The first thing that jumps out to me were the 1590 people who didn’t submit a lineup. Although staggering in size, it’s not that shocking considering DraftKings had been handing out promotional entries for the two months leading up to the U.S. Open. I would expect that to happen again, but to a much lesser extent this week. The most important takeaway is that almost 30% of lineups in the first two Millionaire Makers turned out to be duplicates when zero salary is left on the table. I think we can agree that is is a situation that is probably worth avoiding unless you want hold a million dollar check with 60-100 other people. To nobody’s surprise, the more money you “leave on that table”, the better chance you have at coming up with a distinct lineup. So the question now, is how do we weigh leaving money and potentially building less “talented” rosters versus using more of your salary to maximize the number of skillful golfers you roster?
I think it’s important to realize that golf (like most DFS sports) contains a fair amount of variance week to week.
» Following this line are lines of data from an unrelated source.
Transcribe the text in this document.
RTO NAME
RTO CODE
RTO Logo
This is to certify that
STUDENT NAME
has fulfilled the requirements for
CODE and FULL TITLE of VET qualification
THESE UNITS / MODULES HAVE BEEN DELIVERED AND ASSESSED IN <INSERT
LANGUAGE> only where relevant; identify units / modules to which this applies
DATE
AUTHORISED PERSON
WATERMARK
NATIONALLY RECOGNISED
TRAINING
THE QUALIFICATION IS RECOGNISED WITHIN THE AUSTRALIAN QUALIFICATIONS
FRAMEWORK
Just because one player has a higher salary, that doesn’t guarantee him to score more fantasy points their lower priced counterparts. We’ve seen relative no names (low salaried players if DFS was around) like Todd Hamilton and Ben Curtis win and other lower priced players like Tom Watson and Marc Leishman contend.
The other factor in this decision has to do with the number of lineups you are planning on submitting to the contest. In the chart below, you can see the breakdown of the amount of money people spent entering the first two Millionaire Makers.
If you were to fall into the 50% of people entering five lineups or less, I’d be much more worried about avoiding lineup duplication than if I were to mass multi entry the event. With that said, don’t think you need a pile of entries to win this tournament. “Single Bullets” finished as the top lineups in each of the past two Millionaire Makers, and luckily for them neither had a duplicate lineup.